Pero de París no se despediría, sin antes representarnos en el Congreso Internacional de Tuberculosis que ahí su sede tuviera, en 1905, y portar su título de Miembro de la Sociedad de Patología Exótica y del Instituto Pasteur, los que bien supieron reconocer sus excepcionales cualidades.

Nuevamente afincado en la patria, su tarea se hace agobiantemente incansable. Profesa en la Facultad de Medicina. Anima y estimula las más dispares inquietudes intelectuales, pero sin menosprecio ni abandono de su prima vocación: la microbiología y el estudio de los ciertos males que eran deleznable realidad en la América tropical.

Viaja por todo el país. Estudia las bacterias y los protozoarios de plantas y animales. Se dedica a la nosografía y produce sus conocidas monografías.
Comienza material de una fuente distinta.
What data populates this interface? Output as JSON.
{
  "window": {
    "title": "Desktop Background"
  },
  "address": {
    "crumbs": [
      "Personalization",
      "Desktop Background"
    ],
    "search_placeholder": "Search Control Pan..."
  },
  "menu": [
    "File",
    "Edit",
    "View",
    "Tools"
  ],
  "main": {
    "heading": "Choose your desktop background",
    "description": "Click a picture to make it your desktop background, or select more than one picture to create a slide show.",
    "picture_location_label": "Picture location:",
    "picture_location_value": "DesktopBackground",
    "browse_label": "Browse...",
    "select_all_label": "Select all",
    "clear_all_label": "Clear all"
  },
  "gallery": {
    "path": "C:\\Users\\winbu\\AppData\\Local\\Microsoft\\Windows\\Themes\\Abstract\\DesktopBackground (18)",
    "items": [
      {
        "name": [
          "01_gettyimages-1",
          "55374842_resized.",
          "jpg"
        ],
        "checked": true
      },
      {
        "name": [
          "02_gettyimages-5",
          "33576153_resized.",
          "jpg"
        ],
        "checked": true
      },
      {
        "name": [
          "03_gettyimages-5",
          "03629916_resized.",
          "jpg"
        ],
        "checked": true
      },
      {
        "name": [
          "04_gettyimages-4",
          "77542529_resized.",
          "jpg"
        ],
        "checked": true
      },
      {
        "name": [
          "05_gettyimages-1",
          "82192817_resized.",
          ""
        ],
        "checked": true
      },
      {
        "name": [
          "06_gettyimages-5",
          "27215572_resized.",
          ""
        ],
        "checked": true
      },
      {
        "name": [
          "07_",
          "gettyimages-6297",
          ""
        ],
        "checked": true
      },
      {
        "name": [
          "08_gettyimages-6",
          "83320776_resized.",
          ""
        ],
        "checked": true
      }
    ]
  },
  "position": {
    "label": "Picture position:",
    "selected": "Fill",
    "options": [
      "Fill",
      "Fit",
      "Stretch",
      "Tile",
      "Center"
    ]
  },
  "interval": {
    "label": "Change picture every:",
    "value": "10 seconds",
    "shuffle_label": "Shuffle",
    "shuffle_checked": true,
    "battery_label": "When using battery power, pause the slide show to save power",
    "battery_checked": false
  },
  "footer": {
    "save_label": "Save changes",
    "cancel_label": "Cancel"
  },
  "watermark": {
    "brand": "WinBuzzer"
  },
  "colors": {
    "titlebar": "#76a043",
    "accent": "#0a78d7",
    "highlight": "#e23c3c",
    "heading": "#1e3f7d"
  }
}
Por la década del 10, todos los autores clásicos de bacteriología, obligadamente citaban a Migone en la especialidad. A su despecho liberado del merecido decanato, refúgiase de nuevo en su laboratorio. En 1913 da a la estampa en el Boletín de la Sociedad de Patología Exótica, de París, los frutos de sus investigaciones clínicas, anatomopatológicas y epidemiológicas de la leishmaniosis forestal, en monografía hasta la fecha reputada como clásica, y en la que confirmaba las ideas de los tropicalistas brasileños, aportando novedosos puntos de vista en lo que atañía a la morfología, evolución clínica y anatomía patológica de las lesiones mucosas y cutáneas que la misma originaba, afirmando, entre otras conclusiones —alarmantes y ratificadas más de 30 años después— que el 30% del personal de las empresas forestales estaba afectado por el repugnante flagelo.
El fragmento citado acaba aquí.